If you’re in the mood for an old-fashioned bean soup that fits today’s busy schedules, you’ll love this easy-to-fix mixed bean recipe. Takes less than an hour to make, but it is filled with all the good flavor of old-fashioned bean soup. It even keeps well so your family can enjoy it over a few days.
The savory smoked sausage and earthy flavors of Randall’s Mixed Beans make for a hearty foundation to this quick and easy soup.
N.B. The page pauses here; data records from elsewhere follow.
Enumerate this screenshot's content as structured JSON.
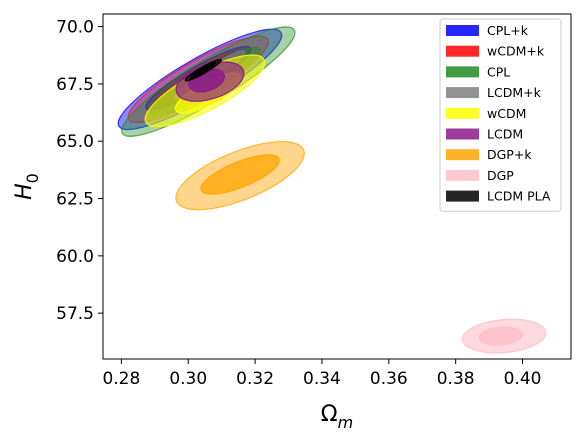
{
  "chart_data": {
    "type": "contour",
    "xlabel": "Ω",
    "xlabel_sub": "m",
    "ylabel": "H",
    "ylabel_sub": "0",
    "xlim": [
      0.2745,
      0.4145
    ],
    "ylim": [
      55.5,
      70.55
    ],
    "xticks": [
      "0.28",
      "0.30",
      "0.32",
      "0.34",
      "0.36",
      "0.38",
      "0.40"
    ],
    "yticks": [
      "57.5",
      "60.0",
      "62.5",
      "65.0",
      "67.5",
      "70.0"
    ],
    "legend_position": "upper right",
    "series": [
      {
        "name": "CPL+k",
        "color": "#0000ff",
        "outer": {
          "cx": 0.3035,
          "cy": 67.7,
          "rx": 0.028,
          "ry": 0.9,
          "rot": -30,
          "opacity": 0.45
        },
        "inner": {
          "cx": 0.303,
          "cy": 67.75,
          "rx": 0.018,
          "ry": 0.5,
          "rot": -30,
          "opacity": 0.6
        }
      },
      {
        "name": "wCDM+k",
        "color": "#ff0000",
        "outer": {
          "cx": 0.303,
          "cy": 67.7,
          "rx": 0.024,
          "ry": 0.8,
          "rot": -30,
          "opacity": 0.3
        },
        "inner": {
          "cx": 0.303,
          "cy": 67.7,
          "rx": 0.015,
          "ry": 0.45,
          "rot": -30,
          "opacity": 0.35
        }
      },
      {
        "name": "CPL",
        "color": "#228b22",
        "outer": {
          "cx": 0.306,
          "cy": 67.6,
          "rx": 0.03,
          "ry": 0.9,
          "rot": -31,
          "opacity": 0.4
        },
        "inner": {
          "cx": 0.305,
          "cy": 67.6,
          "rx": 0.019,
          "ry": 0.5,
          "rot": -31,
          "opacity": 0.45
        }
      },
      {
        "name": "LCDM+k",
        "color": "#808080",
        "outer": {
          "cx": 0.3065,
          "cy": 67.9,
          "rx": 0.0125,
          "ry": 0.28,
          "rot": -34,
          "opacity": 0.55
        },
        "inner": {
          "cx": 0.306,
          "cy": 67.9,
          "rx": 0.008,
          "ry": 0.15,
          "rot": -34,
          "opacity": 0.7
        }
      },
      {
        "name": "wCDM",
        "color": "#ffff00",
        "outer": {
          "cx": 0.305,
          "cy": 67.2,
          "rx": 0.02,
          "ry": 0.85,
          "rot": -28,
          "opacity": 0.55
        },
        "inner": {
          "cx": 0.306,
          "cy": 67.1,
          "rx": 0.011,
          "ry": 0.5,
          "rot": -28,
          "opacity": 0.7
        }
      },
      {
        "name": "LCDM",
        "color": "#8b1a8b",
        "outer": {
          "cx": 0.3065,
          "cy": 67.6,
          "rx": 0.0105,
          "ry": 0.75,
          "rot": -18,
          "opacity": 0.65
        },
        "inner": {
          "cx": 0.3055,
          "cy": 67.65,
          "rx": 0.0055,
          "ry": 0.45,
          "rot": -18,
          "opacity": 0.85
        }
      },
      {
        "name": "DGP+k",
        "color": "#ffa500",
        "outer": {
          "cx": 0.3155,
          "cy": 63.5,
          "rx": 0.0205,
          "ry": 1.05,
          "rot": -22,
          "opacity": 0.45
        },
        "inner": {
          "cx": 0.3155,
          "cy": 63.55,
          "rx": 0.0125,
          "ry": 0.55,
          "rot": -22,
          "opacity": 0.75
        }
      },
      {
        "name": "DGP",
        "color": "#ffc0cb",
        "outer": {
          "cx": 0.3945,
          "cy": 56.5,
          "rx": 0.0125,
          "ry": 0.72,
          "rot": -5,
          "opacity": 0.6
        },
        "inner": {
          "cx": 0.3935,
          "cy": 56.5,
          "rx": 0.0065,
          "ry": 0.38,
          "rot": -5,
          "opacity": 0.9
        }
      },
      {
        "name": "LCDM PLA",
        "color": "#000000",
        "outer": {
          "cx": 0.3045,
          "cy": 68.1,
          "rx": 0.0062,
          "ry": 0.14,
          "rot": -30,
          "opacity": 0.7
        },
        "inner": {
          "cx": 0.3045,
          "cy": 68.1,
          "rx": 0.0042,
          "ry": 0.08,
          "rot": -30,
          "opacity": 0.95
        }
      }
    ]
  }
}
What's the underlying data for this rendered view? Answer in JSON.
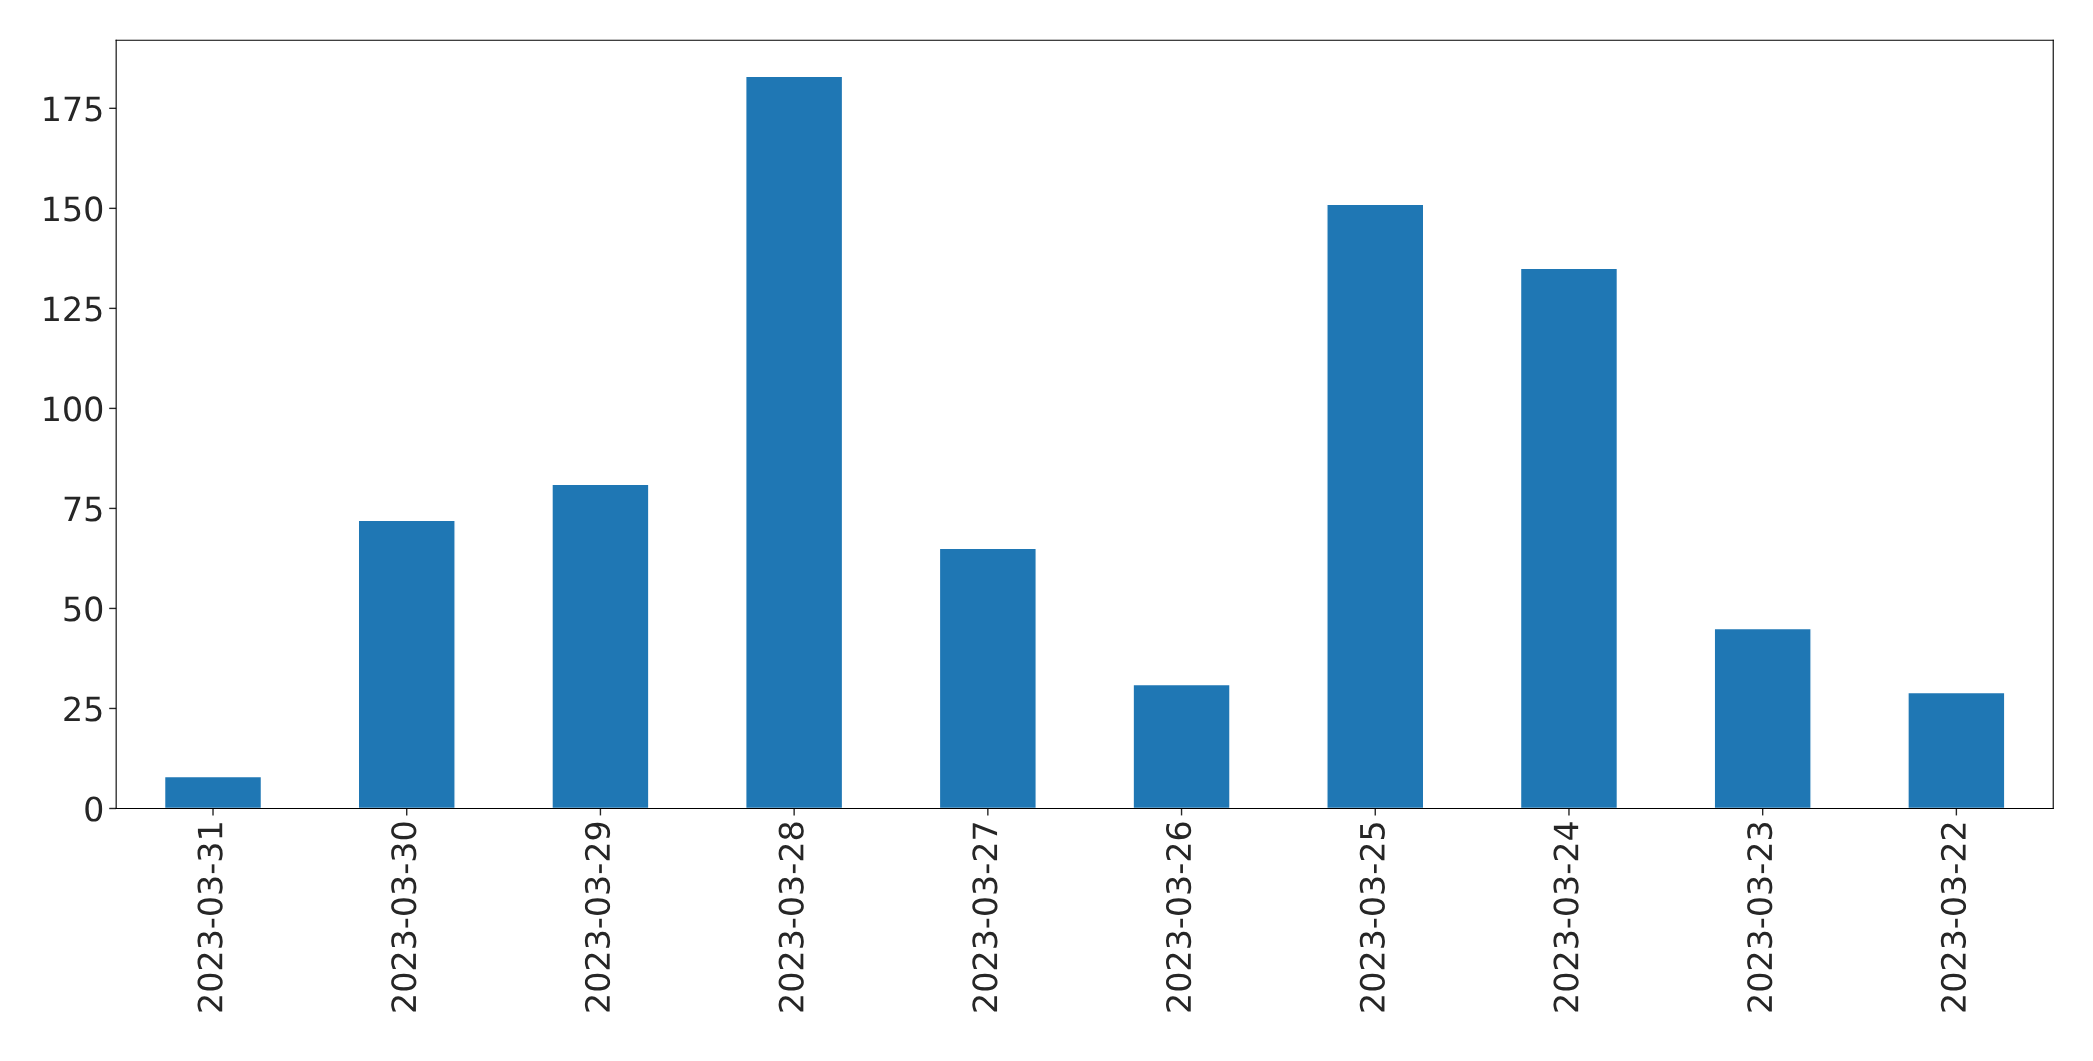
{
  "chart_data": {
    "type": "bar",
    "categories": [
      "2023-03-31",
      "2023-03-30",
      "2023-03-29",
      "2023-03-28",
      "2023-03-27",
      "2023-03-26",
      "2023-03-25",
      "2023-03-24",
      "2023-03-23",
      "2023-03-22"
    ],
    "values": [
      8,
      72,
      81,
      183,
      65,
      31,
      151,
      135,
      45,
      29
    ],
    "color": "#1f77b4",
    "ylim": [
      0,
      192
    ],
    "yticks": [
      0,
      25,
      50,
      75,
      100,
      125,
      150,
      175
    ]
  }
}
There’s nothing fancy here- just good, old fashioned, belly-warming goodness which is sure to please even your picky eaters.
- 1/2 pound fully-cooked smoked sausage
- 6 cups chicken broth
- 1 cup sliced onion
- 1 cup chopped celery
- 2 cloves garlic, minced
- 1 teaspoon salt (or to taste)
- 1/2 teaspoon dried thyme leaves
- 1/4 teaspoon black pepper (or to taste)
- 1 28-ounce can diced tomatoes
- 1 48-ounce jar Randall Mixed Beans, drained and rinsed
- 1/4 cup chopped fresh parsley (optional)
Cut the sausage into bite-sized pieces. In a large pot, combine the sausage, broth, onions, celery, garlic, seasonings, and
tomatoes. Bring to boil. Simmer, partially covered, for 30 minutes. Add the Randall Mixed Beans and cook 15 minutes longer. Add the parsley (if desired). Taste and correct the seasonings.
When using dried herb leaves (such as thyme or oregano), rubbing the herbs between your thumb and forefinger just before adding them to a dish breaks them up and releases more flavor.